Why I deleted Facebook

Sometimes self-control is not enough. Sometimes you have to carefully position your own roadblocks to force saner living.

With the press of an “x”, I dismissed the vitriol that had become my daily breakfast, lunch and dinner. Not only have I found myself pining for past Republic administrations that now don’t “seem that bad”, I have also started missing those adorable cat videos and those pumped-up versions of themselves that people like to have us believe is true about their fabulous Facebooked lives.

no facebookI miss the tinge of envy I’d feel at pictures of palm trees in places I definitely was not.

I miss the giggles elicited from videos of furry animals, preferably baby ones, tumbling on top of each other.

I miss hoping someone will “like” my post because they like me.

I miss the Facebook I used to know that I’d sometimes playfully call “Fakebook” because we often use it to look better than we are.

But we have entered a new era now. Many of us have become activists, something I truly applaud. And what better way to broadcast sensible causes than the world’s largest online platform?

Unfortunately, there is a flip side to it.
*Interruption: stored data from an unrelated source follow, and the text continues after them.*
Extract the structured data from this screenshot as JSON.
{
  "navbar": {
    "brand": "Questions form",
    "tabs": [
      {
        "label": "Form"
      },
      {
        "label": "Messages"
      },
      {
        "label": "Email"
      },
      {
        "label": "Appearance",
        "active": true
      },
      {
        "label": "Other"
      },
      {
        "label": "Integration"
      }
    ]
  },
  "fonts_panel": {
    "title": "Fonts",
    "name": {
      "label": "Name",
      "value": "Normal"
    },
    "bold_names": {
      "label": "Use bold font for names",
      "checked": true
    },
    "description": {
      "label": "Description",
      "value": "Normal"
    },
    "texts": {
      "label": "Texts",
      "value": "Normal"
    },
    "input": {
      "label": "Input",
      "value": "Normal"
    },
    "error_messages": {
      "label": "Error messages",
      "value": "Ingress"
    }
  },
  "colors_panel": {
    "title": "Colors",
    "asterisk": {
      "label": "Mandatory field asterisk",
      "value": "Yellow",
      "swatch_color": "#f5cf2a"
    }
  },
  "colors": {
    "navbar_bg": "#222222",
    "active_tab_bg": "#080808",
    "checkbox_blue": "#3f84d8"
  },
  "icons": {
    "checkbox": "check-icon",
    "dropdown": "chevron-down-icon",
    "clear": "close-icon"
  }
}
Facebook, in my view, has turned into a shouting match, a place of posturing and yes, at times, a platform to share invaluable information. But the more I’ve tried to digest the unfathomable messages, especially from politicians vying for fame and glory, the less I began to trust it as a source for anything real or true or good about this world.

What motivated me to finally hit the delete button on my iPhone app came after reading a post by a Kentucky Senator who mocked the women’s march, calling women “cute” in the most patronizing way possible.

In his eagerness to earn likes and commentary (at any cost, I might add), he has joined the legions of people who will do and say anything to attract attention. It is so sad.

A like is even more short-lived than a soap bubble on a hot July afternoon. It is meaningless if there are only words without positive action behind them.

It broke my heart to see how broken our system truly is.

Fighting against virtual reality is like trying to capture wind in your hands.

What could I possible do then, in the face of such powerlessness, to make a difference?

Then it hit me. I have invested so much time in conversations with people I don’t even know. What if I were to start conversations with the ones I do know? What if I were to reach out to someone in need, right here, right now, in front of my very eyes? What if I were to dedicate all the time I have spent clucking at the injustice online to a cause in my very own town? Not only would I feel better, but that person would too.

So that decides it. Less Facebook. More face time. In real life.

Yes, a new era has dawned and I am ready to take on the challenge. Will you join me?